How could EPR regulations affect skincare packaging?

The Current Packaging Waste Regulations are being replaced by the Extended Producer Responsibility which is bound to bring some changes to the cosmetics and skincare markets. So make sure you're aware of them...

The UK government committed to protecting the environment and have pledged to achieve net zero carbon emissions by 2050. EPR is succeeding the Producer Responsibility Packaging Regulation to place a greater responsibility on businesses for the full net cost of packaging at end of life.


How long has the EPR concept been around for?

The concept was first formally introduced in Sweden in a 1990 report stating that EPR is an environmental protection strategy to reach an environmental objective of a decreased total environmental impact of a product by making the manufacturer of the product responsible for the entire life cycle of the product and especially for the takeback, recycling and final disposal.


What is the implementation timescale for EPR?

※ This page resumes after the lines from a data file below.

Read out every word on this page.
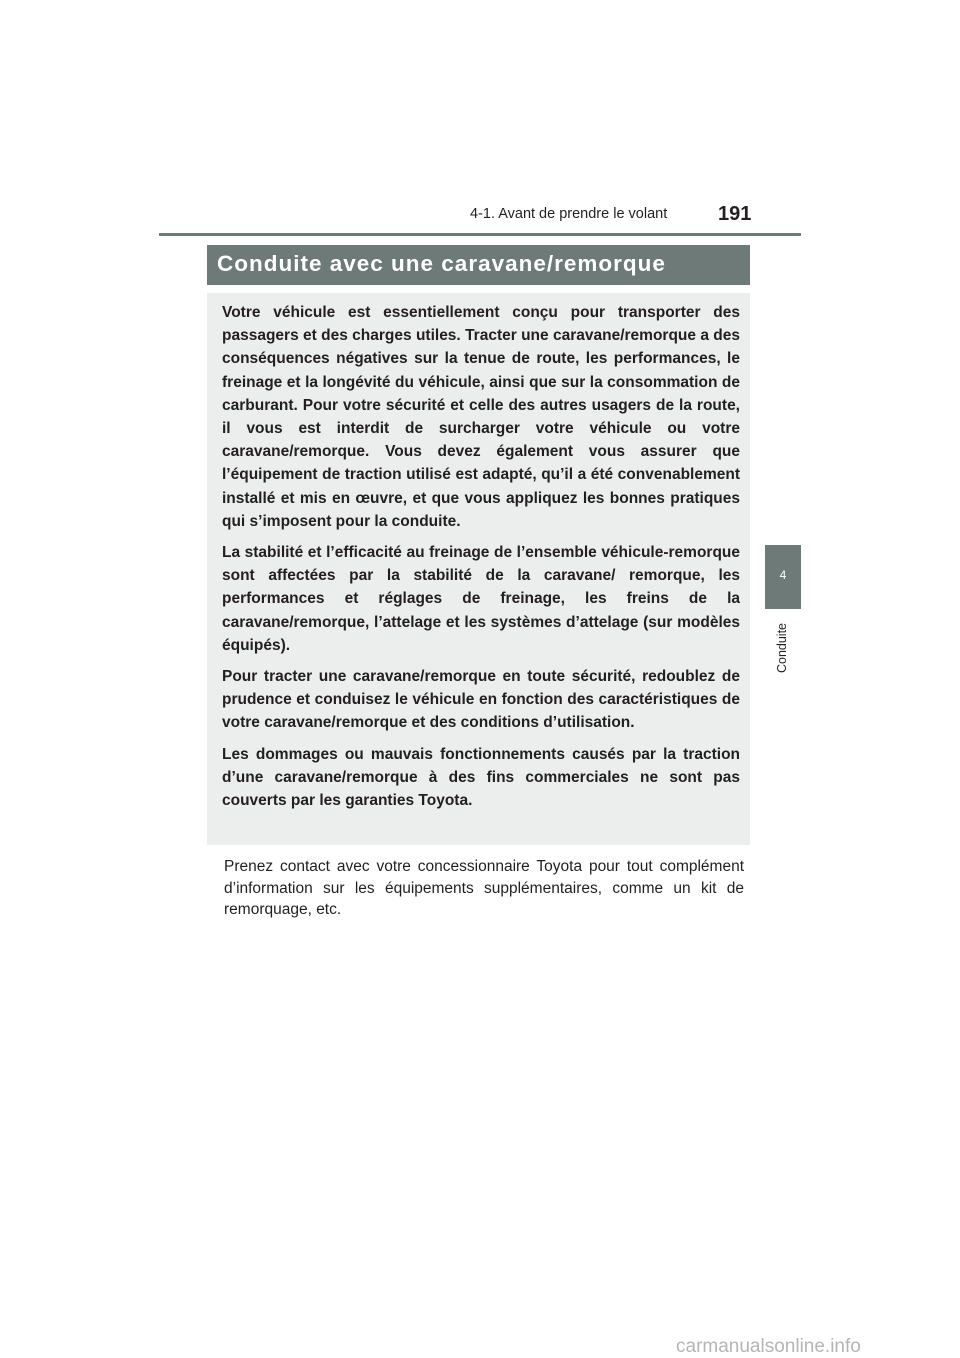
4-1. Avant de prendre le volant	191
4
Conduite
Conduite avec une caravane/remorque

Votre véhicule est essentiellement conçu pour transporter des passagers et des charges utiles. Tracter une caravane/remorque a des conséquences négatives sur la tenue de route, les performances, le freinage et la longévité du véhicule, ainsi que sur la consommation de carburant. Pour votre sécurité et celle des autres usagers de la route, il vous est interdit de surcharger votre véhicule ou votre caravane/remorque. Vous devez également vous assurer que l’équipement de traction utilisé est adapté, qu’il a été convenablement installé et mis en œuvre, et que vous appliquez les bonnes pratiques qui s’imposent pour la conduite.

La stabilité et l’efficacité au freinage de l’ensemble véhicule-remorque sont affectées par la stabilité de la caravane/ remorque, les performances et réglages de freinage, les freins de la caravane/remorque, l’attelage et les systèmes d’attelage (sur modèles équipés).

Pour tracter une caravane/remorque en toute sécurité, redoublez de prudence et conduisez le véhicule en fonction des caractéristiques de votre caravane/remorque et des conditions d’utilisation.

Les dommages ou mauvais fonctionnements causés par la traction d’une caravane/remorque à des fins commerciales ne sont pas couverts par les garanties Toyota.

Prenez contact avec votre concessionnaire Toyota pour tout complément d’information sur les équipements supplémentaires, comme un kit de remorquage, etc.

carmanualsonline.info
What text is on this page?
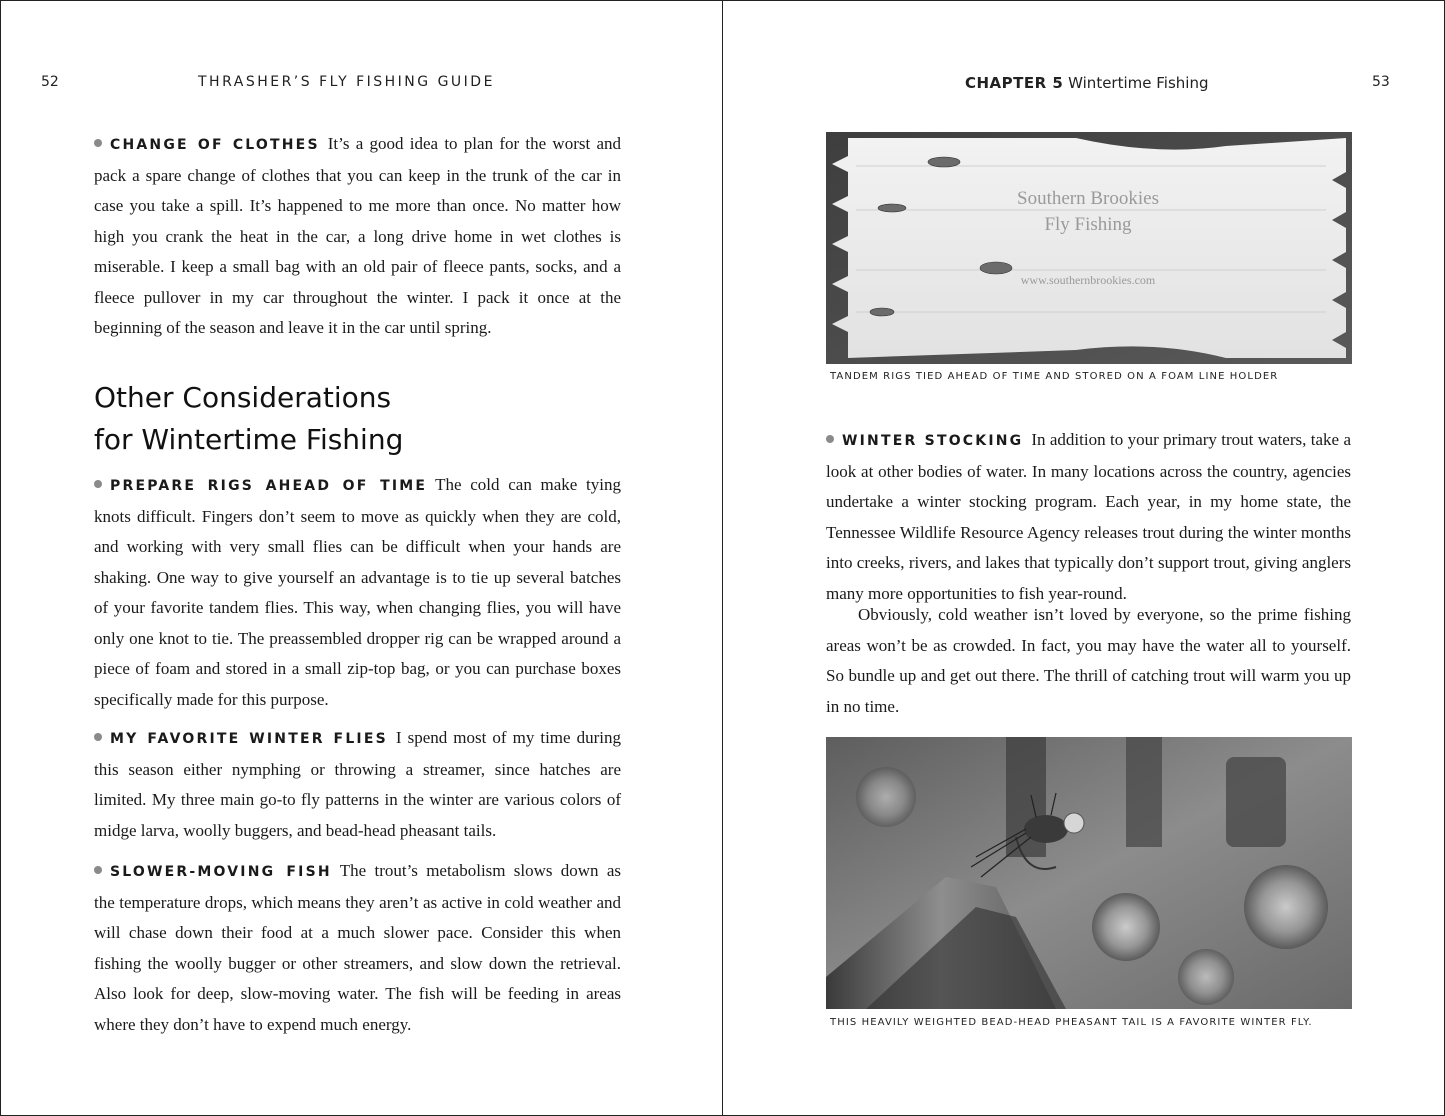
52	THRASHER’S FLY FISHING GUIDE
CHANGE OF CLOTHES It’s a good idea to plan for the worst and pack a spare change of clothes that you can keep in the trunk of the car in case you take a spill. It’s happened to me more than once. No matter how high you crank the heat in the car, a long drive home in wet clothes is miserable. I keep a small bag with an old pair of fleece pants, socks, and a fleece pullover in my car throughout the winter. I pack it once at the beginning of the season and leave it in the car until spring.
Other Considerations
for Wintertime Fishing
PREPARE RIGS AHEAD OF TIME The cold can make tying knots difficult. Fingers don’t seem to move as quickly when they are cold, and working with very small flies can be difficult when your hands are shaking. One way to give yourself an advantage is to tie up several batches of your favorite tandem flies. This way, when changing flies, you will have only one knot to tie. The preassembled dropper rig can be wrapped around a piece of foam and stored in a small zip-top bag, or you can purchase boxes specifically made for this purpose.
MY FAVORITE WINTER FLIES I spend most of my time during this season either nymphing or throwing a streamer, since hatches are limited. My three main go-to fly patterns in the winter are various colors of midge larva, woolly buggers, and bead-head pheasant tails.
SLOWER-MOVING FISH The trout’s metabolism slows down as the temperature drops, which means they aren’t as active in cold weather and will chase down their food at a much slower pace. Consider this when fishing the woolly bugger or other streamers, and slow down the retrieval. Also look for deep, slow-moving water. The fish will be feeding in areas where they don’t have to expend much energy.
CHAPTER 5 Wintertime Fishing	53
Southern Brookies
Fly Fishing
www.southernbrookies.com
TANDEM RIGS TIED AHEAD OF TIME AND STORED ON A FOAM LINE HOLDER
WINTER STOCKING In addition to your primary trout waters, take a look at other bodies of water. In many locations across the country, agencies undertake a winter stocking program. Each year, in my home state, the Tennessee Wildlife Resource Agency releases trout during the winter months into creeks, rivers, and lakes that typically don’t support trout, giving anglers many more opportunities to fish year-round.
Obviously, cold weather isn’t loved by everyone, so the prime fishing areas won’t be as crowded. In fact, you may have the water all to yourself. So bundle up and get out there. The thrill of catching trout will warm you up in no time.
THIS HEAVILY WEIGHTED BEAD-HEAD PHEASANT TAIL IS A FAVORITE WINTER FLY.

EPR was due to have a phased implementation in 2023 but the implementation of fees to local authorities will now take place in October 2025. However, producers will be required to report packaging data for 2023 as planned. Large producers must enrol and submit data by 1st October 2023 for packaging handled from 1st January to 30th June 2023.


What are the key points?

With this new policy a number of changes have been imposed on companies, with the key changes being :

There will be new costs for businesses made up of two parts:

  • Current PRN (Packaging Recovery Notes) system covering the cost of recycling
  • Disposal costs

Instead of the previous shared obligations system, the whole obligation sits on one type of producer. As a result, you must identify which producer types(s) your business is responsible for:

  • Brand Owner – who package goods and sell them under their brand name. When a brand is not identifiable, the obligation falls to the organisation that carried out the packing or filling of the packaging.
  • Packer/Filler – a company who packs goods into packaging where there is no brand owner.
  • Importer – all filled packaging imported into the UK where there is no brand owner.
  • Distributor – any unfilled packaging supplied on to businesses which are not obligated producers.
  • Online Marketplace – Any packaging around goods sold from outside the UK through an online marketplace.
  • Service providers – who hire out or lend reusable packaging.

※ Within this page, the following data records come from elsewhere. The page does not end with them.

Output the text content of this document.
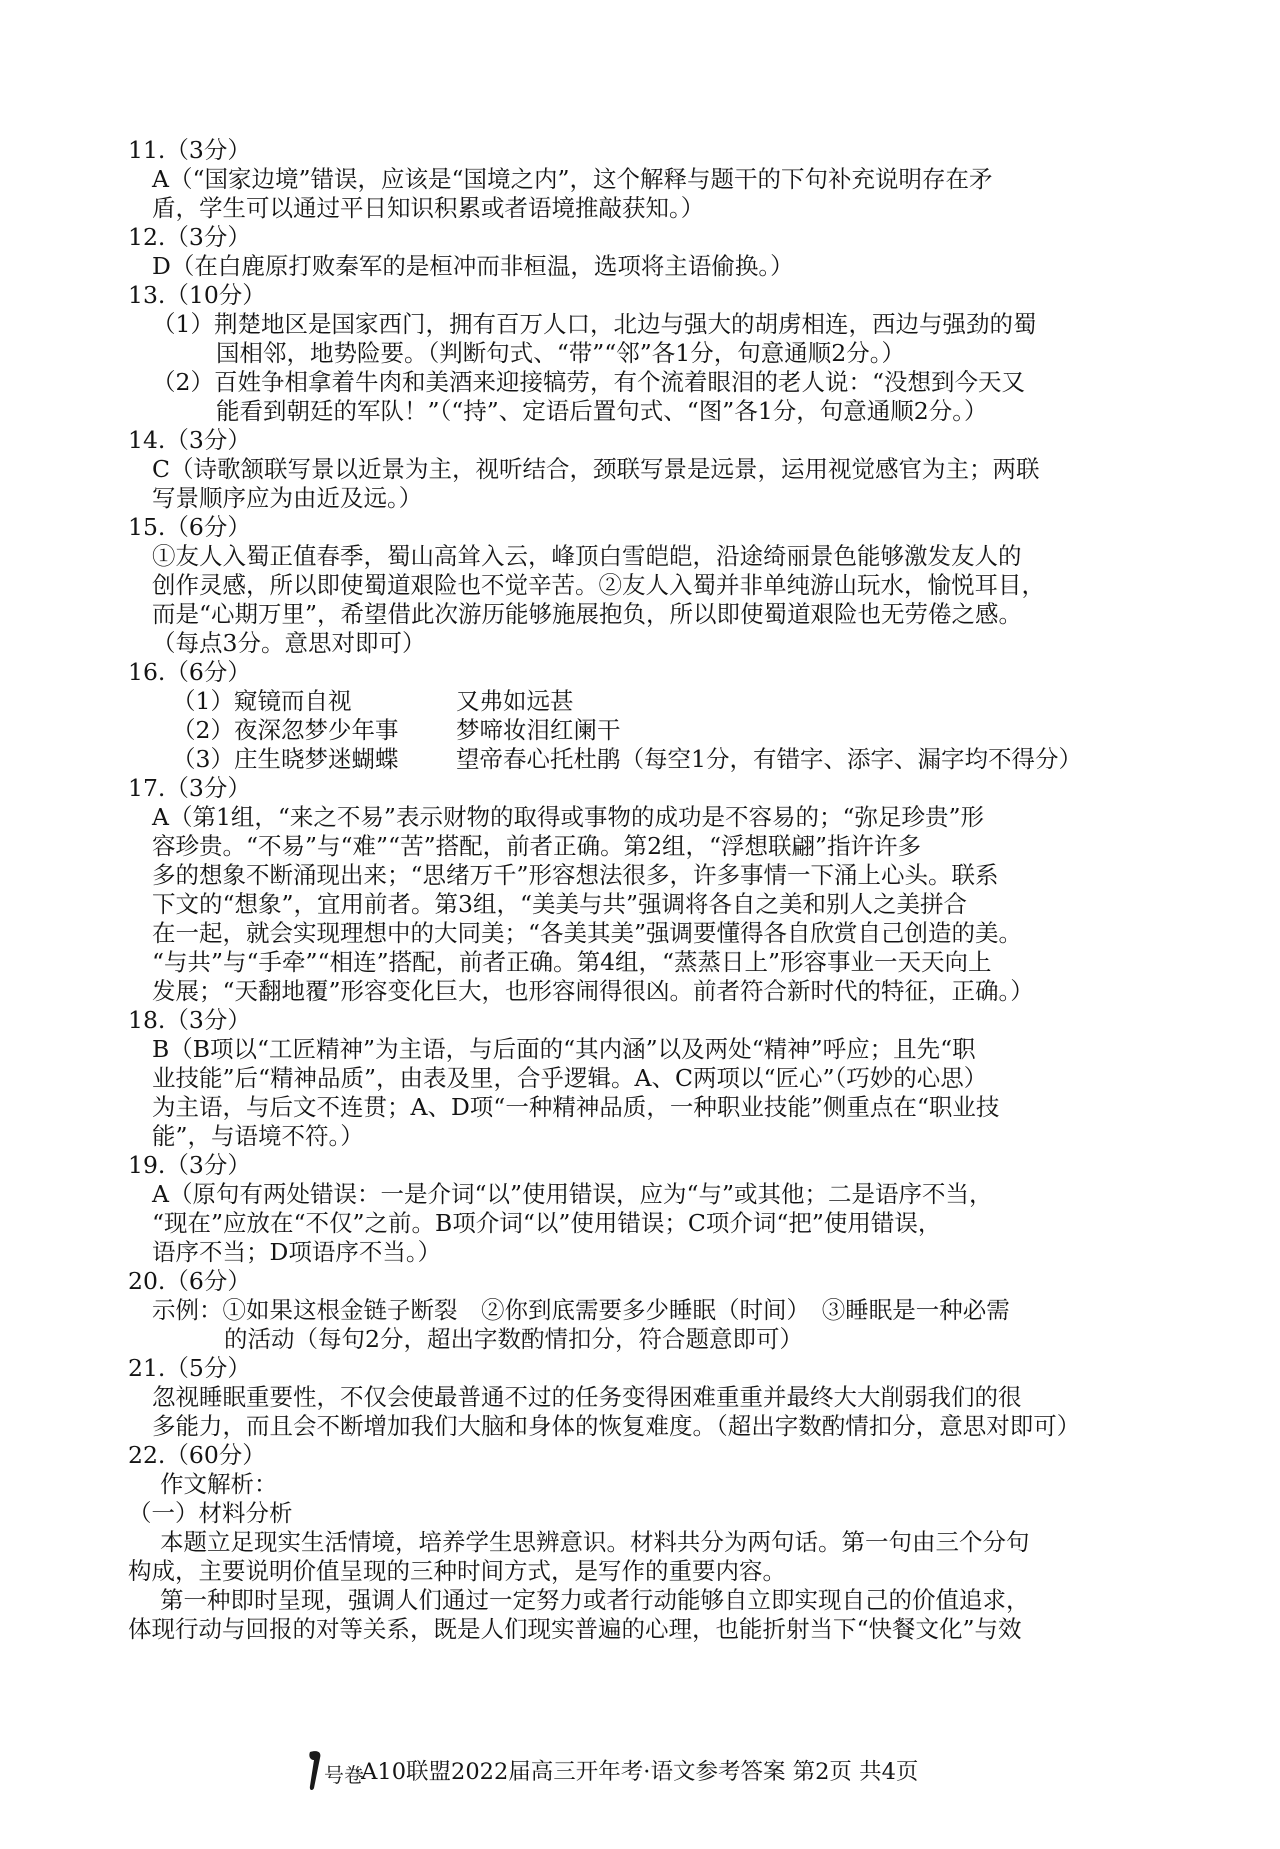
11.（3分）

A（“国家边境”错误，应该是“国境之内”，这个解释与题干的下句补充说明存在矛

盾，学生可以通过平日知识积累或者语境推敲获知。）

12.（3分）

D（在白鹿原打败秦军的是桓冲而非桓温，选项将主语偷换。）

13.（10分）

（1）荆楚地区是国家西门，拥有百万人口，北边与强大的胡虏相连，西边与强劲的蜀

国相邻，地势险要。（判断句式、“带”“邻”各1分，句意通顺2分。）

（2）百姓争相拿着牛肉和美酒来迎接犒劳，有个流着眼泪的老人说：“没想到今天又

能看到朝廷的军队！”（“持”、定语后置句式、“图”各1分，句意通顺2分。）

14.（3分）

C（诗歌颔联写景以近景为主，视听结合，颈联写景是远景，运用视觉感官为主；两联

写景顺序应为由近及远。）

15.（6分）

①友人入蜀正值春季，蜀山高耸入云，峰顶白雪皑皑，沿途绮丽景色能够激发友人的

创作灵感，所以即使蜀道艰险也不觉辛苦。②友人入蜀并非单纯游山玩水，愉悦耳目，

而是“心期万里”，希望借此次游历能够施展抱负，所以即使蜀道艰险也无劳倦之感。

（每点3分。意思对即可）

16.（6分）

（1）窥镜而自视	又弗如远甚
（2）夜深忽梦少年事	梦啼妆泪红阑干
（3）庄生晓梦迷蝴蝶	望帝春心托杜鹃（每空1分，有错字、添字、漏字均不得分）

17.（3分）

A（第1组，“来之不易”表示财物的取得或事物的成功是不容易的；“弥足珍贵”形

容珍贵。“不易”与“难”“苦”搭配，前者正确。第2组，“浮想联翩”指许许多

多的想象不断涌现出来；“思绪万千”形容想法很多，许多事情一下涌上心头。联系

下文的“想象”，宜用前者。第3组，“美美与共”强调将各自之美和别人之美拼合

在一起，就会实现理想中的大同美；“各美其美”强调要懂得各自欣赏自己创造的美。

“与共”与“手牵”“相连”搭配，前者正确。第4组，“蒸蒸日上”形容事业一天天向上

发展；“天翻地覆”形容变化巨大，也形容闹得很凶。前者符合新时代的特征，正确。）

18.（3分）

B（B项以“工匠精神”为主语，与后面的“其内涵”以及两处“精神”呼应；且先“职

业技能”后“精神品质”，由表及里，合乎逻辑。A、C两项以“匠心”（巧妙的心思）

为主语，与后文不连贯；A、D项“一种精神品质，一种职业技能”侧重点在“职业技

能”，与语境不符。）

19.（3分）

A（原句有两处错误：一是介词“以”使用错误，应为“与”或其他；二是语序不当，

“现在”应放在“不仅”之前。B项介词“以”使用错误；C项介词“把”使用错误，

语序不当；D项语序不当。）

20.（6分）

示例：①如果这根金链子断裂　②你到底需要多少睡眠（时间）　③睡眠是一种必需

的活动（每句2分，超出字数酌情扣分，符合题意即可）

21.（5分）

忽视睡眠重要性，不仅会使最普通不过的任务变得困难重重并最终大大削弱我们的很

多能力，而且会不断增加我们大脑和身体的恢复难度。（超出字数酌情扣分，意思对即可）

22.（60分）

作文解析：

（一）材料分析

本题立足现实生活情境，培养学生思辨意识。材料共分为两句话。第一句由三个分句

构成，主要说明价值呈现的三种时间方式，是写作的重要内容。

第一种即时呈现，强调人们通过一定努力或者行动能够自立即实现自己的价值追求，

体现行动与回报的对等关系，既是人们现实普遍的心理，也能折射当下“快餐文化”与效

号卷
·A10联盟2022届高三开年考·语文参考答案 第2页 共4页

What might our customers have to do differently?

Customers will have to determine which producer category they fit:

  • Large producer -  greater than 50 tonnes of waste and over £2m turnover, in which category you must assess packaging supplied and have full obligation. You must also report data twice per year and purchase PRN (Packaging Recovery Notes), and if household packaging is supplied, then disposal fees may apply.
  • Small producer – 25-50 tonnes, assess packaging supplied and report once per year.